Human health depends on the presence of some bacteria, such as Lactobacillus acidophilus, in the digestive tract and the vaginal mucous membranes. There are at least 400 kinds of microorganisms found in the gastrointestinal tract. This amounts to about three pounds of bacteria in the healthy human intestine. These bacteria are essential in the functioning of the intestinal tract. They are integral ingredients to improving nutrition and protecting against disease. In fact, the word “probiotic” which is used to refer to these friendly bacteria, comes from two Greek words meaning “for life.”
Maintaining and promoting the growth of helpful bacteria, while destroying the harmful strains, is vital to health. If harmful bacteria grow in too great a proportion, serious consequences can arise. A number of diseases such as rheumatoid arthritis, ankylosing spondylitis (rheumatoid arthritis of the spine), colitis, diabetes, meningitis, myasthenia gravis (a neuromuscular defect which causes muscular weakness and debility, thyroid disease and bowel cancer are thought to result from significantly altered bowel flora.
The antibiotics administered to kill harmful bacteria affect the helpful strains as well, creating severe side effects and repercussions for digestion and immunity.
Because animals are given large doses of antibiotics, eating meat is often detrimental to friendly flora. Poor diets, emotional upsets and psychological pressures also play a role in reducing the number of friendly bacteria in our bodies.
Helpful bacteria, on the other hand, such as L. acidophilus and B. bifidum, have the ability to kill off other bacteria by secreting small quantities of antibiotic-like substances, including lactic acid, acetic acid, benzoic acid, hydrogen peroxide, acidolin, lactocidin and acidophilin. These substances have a wide spectrum of activity against harmful, food-borne bacteria, such as escherichia (particularly E.coli), salmonella, klebsiella, enterobacter, pseudomonas, serratia and bacteroides. Research has shown that the benefits of these friendly bacteria are achieved without the undesirable side effects of antibiotic therapy, including diarrhea, digestive problems and vaginal yeast infections.

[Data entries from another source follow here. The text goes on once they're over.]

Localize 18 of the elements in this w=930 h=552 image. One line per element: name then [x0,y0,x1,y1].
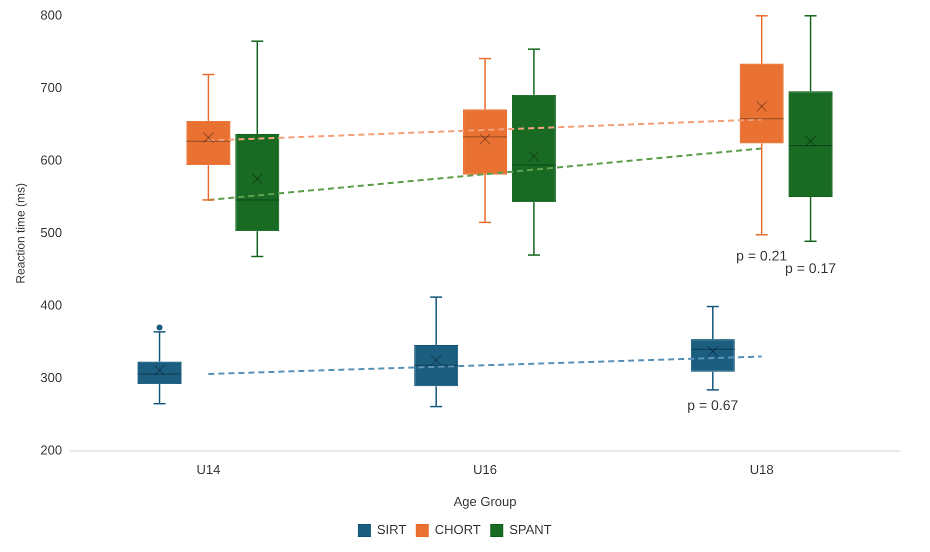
y-tick-label: 300 [40,370,62,385]
annotation: p = 0.21 [736,248,788,264]
legend-label: SIRT [376,522,406,538]
x-axis-title: Age Group [454,494,516,509]
y-tick-label: 200 [40,442,62,458]
annotation: p = 0.67 [687,396,739,413]
annotation: p = 0.17 [785,260,836,276]
y-tick-label: 500 [40,224,62,240]
x-tick-label: U16 [473,462,497,478]
y-tick-label: 600 [40,152,62,168]
y-tick-label: 700 [40,80,62,95]
x-tick-label: U14 [196,462,220,478]
y-tick-label: 400 [40,297,62,312]
legend-label: SPANT [509,522,552,538]
y-tick-label: 800 [40,7,62,22]
y-axis-title: Reaction time (ms) [14,182,28,284]
legend-label: CHORT [434,522,481,538]
x-tick-label: U18 [750,462,774,478]
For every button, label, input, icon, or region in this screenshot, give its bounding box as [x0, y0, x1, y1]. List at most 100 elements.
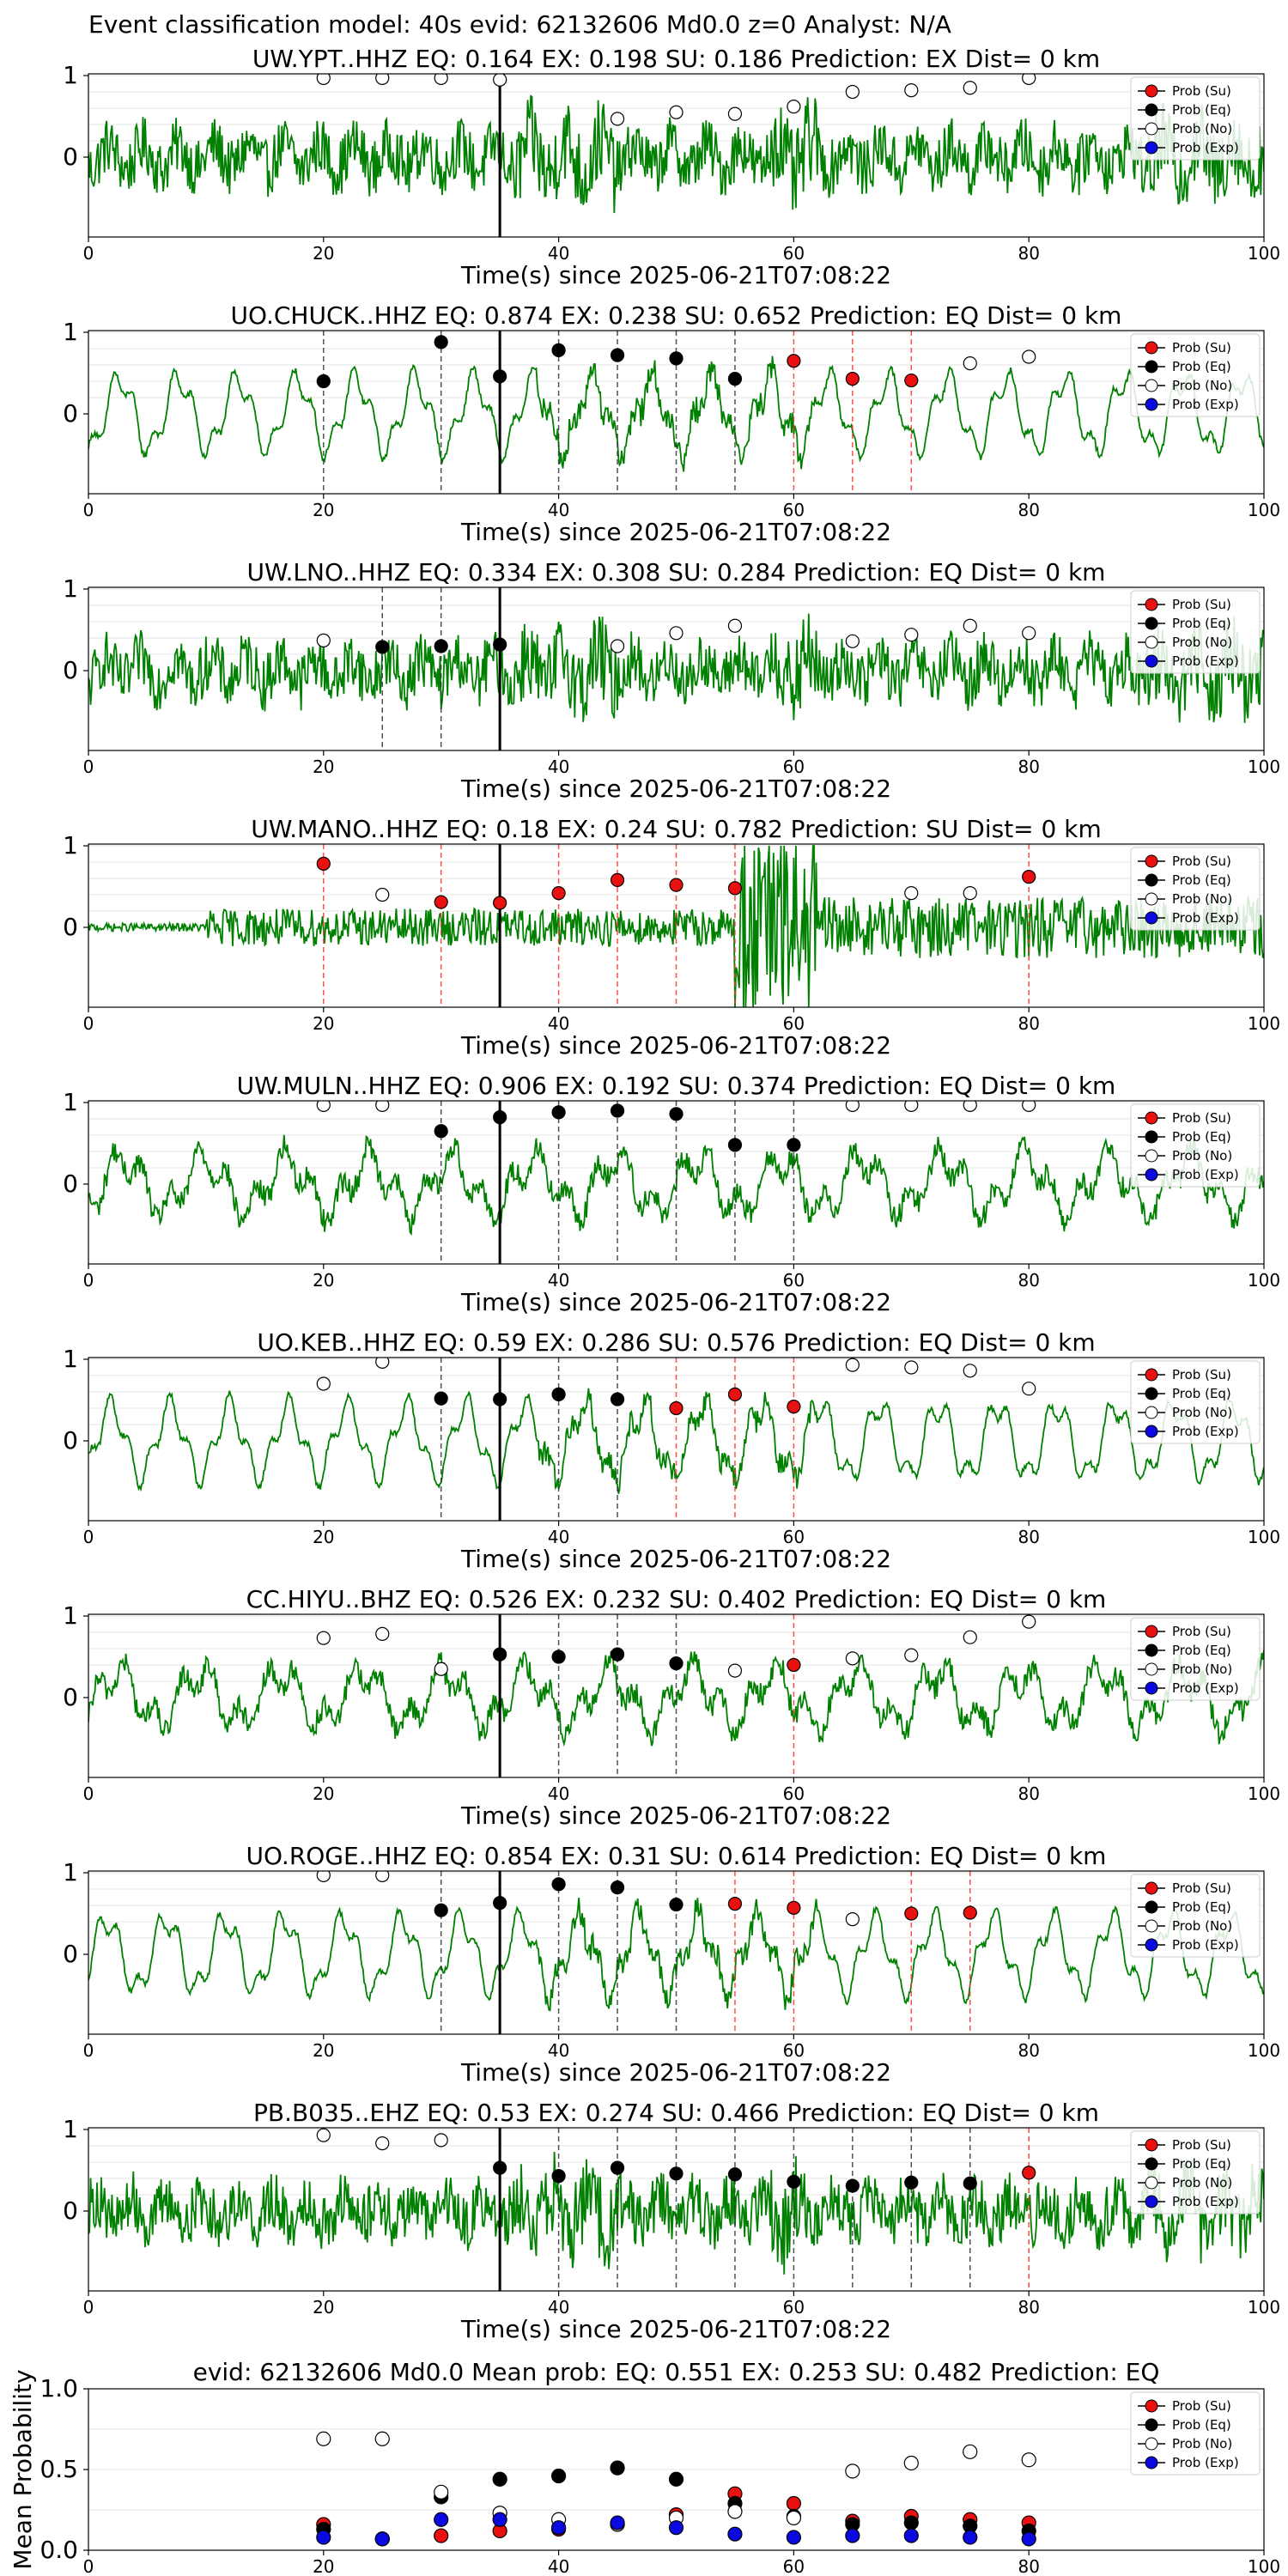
- mean-marker-eq: [550, 2468, 567, 2484]
- prob-marker-no: [845, 1651, 860, 1666]
- legend-label-no: Prob (No): [1172, 1662, 1232, 1677]
- prob-marker-no: [963, 1101, 977, 1112]
- x-tick-label: 80: [1018, 2040, 1039, 2061]
- legend-marker-exp: [1145, 1681, 1158, 1695]
- x-tick-label: 80: [1018, 2297, 1039, 2318]
- legend-marker-eq: [1145, 2157, 1158, 2171]
- y-tick-label: 0: [63, 656, 78, 684]
- x-axis-label: Time(s) since 2025-06-21T07:08:22: [460, 1031, 891, 1060]
- x-tick-label: 100: [1248, 1013, 1280, 1034]
- mean-marker-no: [963, 2444, 978, 2459]
- waveform-trace: [88, 613, 1264, 723]
- x-tick-label: 0: [83, 500, 94, 520]
- legend-marker-no: [1145, 1919, 1158, 1933]
- prob-marker-eq: [551, 1649, 566, 1664]
- prob-marker-su: [434, 895, 448, 909]
- prob-marker-no: [727, 1663, 743, 1678]
- legend-marker-no: [1145, 1662, 1158, 1676]
- prob-marker-su: [1022, 2166, 1036, 2180]
- prob-marker-no: [434, 1662, 448, 1676]
- plot-frame: [88, 1357, 1265, 1522]
- x-tick-label: 80: [1018, 243, 1039, 264]
- prob-marker-no: [375, 1626, 390, 1642]
- station-panel-UW.MULN..HHZ: UW.MULN..HHZ EQ: 0.906 EX: 0.192 SU: 0.3…: [63, 1072, 1280, 1316]
- legend-label-eq: Prob (Eq): [1172, 359, 1231, 374]
- legend-marker-no: [1145, 379, 1158, 392]
- prob-marker-eq: [610, 348, 625, 362]
- mean-marker-exp: [727, 2526, 743, 2542]
- station-panel-PB.B035..EHZ: PB.B035..EHZ EQ: 0.53 EX: 0.274 SU: 0.46…: [63, 2099, 1280, 2343]
- x-tick-label: 20: [313, 2297, 334, 2318]
- prob-marker-su: [845, 372, 860, 386]
- legend-label-eq: Prob (Eq): [1172, 102, 1231, 118]
- prob-marker-no: [669, 105, 683, 119]
- legend-marker-su: [1145, 1625, 1158, 1638]
- prob-marker-eq: [551, 343, 566, 357]
- legend-label-eq: Prob (Eq): [1172, 1899, 1231, 1915]
- legend-label-exp: Prob (Exp): [1172, 653, 1239, 669]
- legend-label-su: Prob (Su): [1172, 1367, 1231, 1382]
- x-tick-label: 0: [83, 1013, 94, 1034]
- legend-marker-exp: [1145, 2456, 1158, 2470]
- plot-frame: [88, 1870, 1265, 2035]
- legend: Prob (Su) Prob (Eq) Prob (No) Prob (Exp): [1130, 590, 1261, 674]
- x-tick-label: 40: [548, 1013, 569, 1034]
- prob-marker-no: [963, 618, 977, 633]
- plot-area: [88, 844, 1264, 1007]
- prob-marker-eq: [375, 640, 390, 654]
- prob-marker-eq: [493, 1392, 507, 1406]
- legend-marker-eq: [1145, 1387, 1158, 1400]
- waveform-trace: [88, 1388, 1264, 1494]
- legend: Prob (Su) Prob (Eq) Prob (No) Prob (Exp): [1130, 2130, 1261, 2215]
- prob-marker-no: [904, 885, 919, 901]
- plot-frame: [88, 1613, 1265, 1778]
- prob-marker-no: [904, 82, 919, 98]
- x-axis-label: Time(s) since 2025-06-21T07:08:22: [460, 775, 891, 803]
- y-tick-label: 0.5: [39, 2455, 78, 2483]
- y-tick-label: 0: [63, 143, 78, 171]
- legend-label-eq: Prob (Eq): [1172, 1129, 1231, 1145]
- legend-label-su: Prob (Su): [1172, 83, 1231, 99]
- prob-marker-eq: [610, 1647, 625, 1662]
- prob-marker-no: [434, 2133, 448, 2148]
- legend-label-su: Prob (Su): [1172, 340, 1231, 355]
- mean-marker-exp: [550, 2520, 567, 2536]
- x-tick-label: 20: [313, 1527, 334, 1547]
- prob-marker-eq: [727, 372, 743, 386]
- legend-box: [1130, 1874, 1261, 1958]
- prob-marker-no: [375, 1871, 390, 1882]
- legend: Prob (Su) Prob (Eq) Prob (No) Prob (Exp): [1130, 1617, 1261, 1701]
- legend-marker-su: [1145, 1111, 1158, 1125]
- y-tick-label: 1: [63, 318, 78, 346]
- prob-marker-no: [904, 1360, 919, 1375]
- prob-marker-no: [375, 887, 390, 902]
- plot-frame: [88, 73, 1265, 238]
- x-tick-label: 100: [1248, 2297, 1280, 2318]
- legend-box: [1130, 590, 1261, 674]
- legend-marker-su: [1145, 2399, 1158, 2413]
- x-tick-label: 0: [83, 2297, 94, 2318]
- x-tick-label: 40: [548, 1270, 569, 1291]
- x-tick-label: 60: [783, 1527, 805, 1547]
- legend-marker-exp: [1145, 654, 1158, 668]
- x-tick-label: 0: [83, 756, 94, 777]
- prob-marker-eq: [904, 2175, 919, 2190]
- y-tick-label: 0: [63, 1426, 78, 1455]
- prob-marker-su: [727, 1387, 743, 1401]
- plot-frame: [88, 2127, 1265, 2292]
- x-tick-label: 0: [83, 2556, 94, 2576]
- prob-marker-eq: [727, 1138, 743, 1152]
- y-tick-label: 0: [63, 2196, 78, 2225]
- mean-marker-exp: [492, 2512, 507, 2527]
- mean-marker-no: [845, 2464, 860, 2479]
- legend-marker-eq: [1145, 2418, 1158, 2432]
- prob-marker-su: [493, 896, 507, 910]
- prob-marker-eq: [551, 1387, 566, 1401]
- prob-marker-eq: [610, 1392, 625, 1406]
- legend-label-exp: Prob (Exp): [1172, 1167, 1239, 1182]
- x-axis-label: Time(s) since 2025-06-21T07:08:22: [460, 2058, 891, 2087]
- plot-area: [88, 74, 1264, 237]
- x-tick-label: 20: [313, 1013, 334, 1034]
- y-tick-label: 1: [63, 574, 78, 603]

It is true to say that our very lives depend upon these friendly bacteria. The level of health and well being we enjoy is affected by how well we maintain a wholesome environment, in which these organisms can live and flourish. The regular inclusion of supplemental flora in the diet ensures that healthy growth of needed bacterium is maintained. However, different species vary considerably in the benefits they offer.